Andrés Cervantes, who is lead clinical investigator of PEGASUS at INCLIVA, added, “This study represents an important step forward in avoiding unnecessary, additional treatments for those patients without micrometastases as well as reducing the risk of disease relapse in those with micrometastases. Furthermore, patients participating in PEGASUS will undergo follow-up liquid biopsies throughout the entire clinical-therapeutic course in order to personalize and optimize individual treatment strategies.”

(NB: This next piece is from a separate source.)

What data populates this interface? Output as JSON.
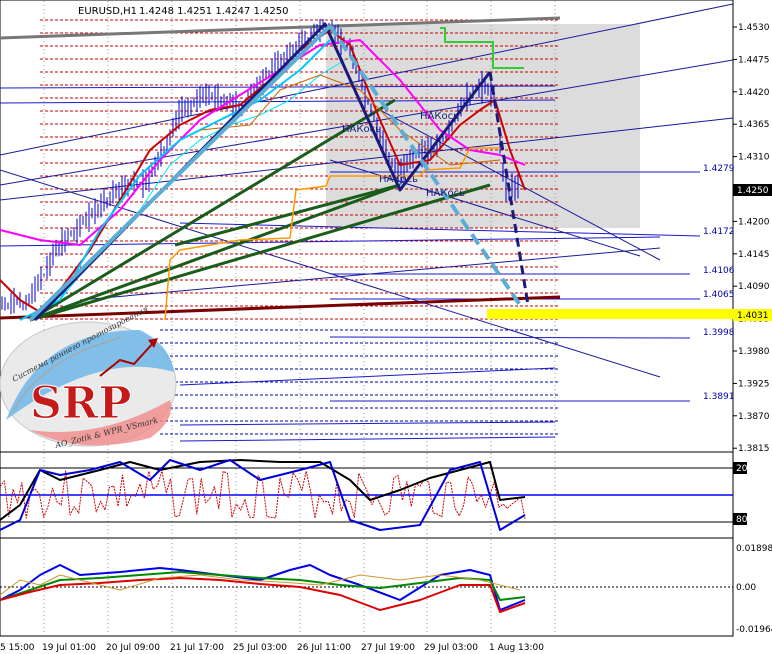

A total of 140 patients with colon cancer who have undergone surgical intervention will be included in the study. “This study will enable us to provide personalized treatment strategies for our patients as well as improve the quality of life for those individuals who do not require adjuvant chemotherapy. Avoiding the overtreatment of patients is essential. Liquid biopsy technologies are increasingly providing us with necessary insights to be able to do so,” said Elena Élez, Medical Oncologist and Clinical Investigator of VHIO’s Gastrointestinal & Endocrine Tumors Group, and lead researcher of PEGASUS at VHIO.
This present study is possible thanks to a collaboration between Guardant Health Inc., VHIO and the GISCAD Foundation. Incorporating a network of expert clinical teams from Italy and Spain which is coordinated by Salvatore Siena, Director of the Department of Hematology and Oncology, Niguarda Cancer Center, Milan, Italy. Associated with PEGASUS is the translational subproject AlfaOmega, led by Clara Montagut and supported by the Spanish Association against Cancer (AECC). This project is focused on the acquisition of biological samples before and during treatment, and the collection of phenotype data and tumor samples for validation and correlative biomarker studies.
* Sung H, Ferlay J, Siegel RL, Laversanne M, Soerjomataram I, Jemal A, Bray F. Global Cancer Statistics 2020: GLOBOCAN Estimates of Incidence and Mortality Worldwide for 36 Cancers in 185 Countries. CA Cancer J Clin. 2021 May;71(3):209-249.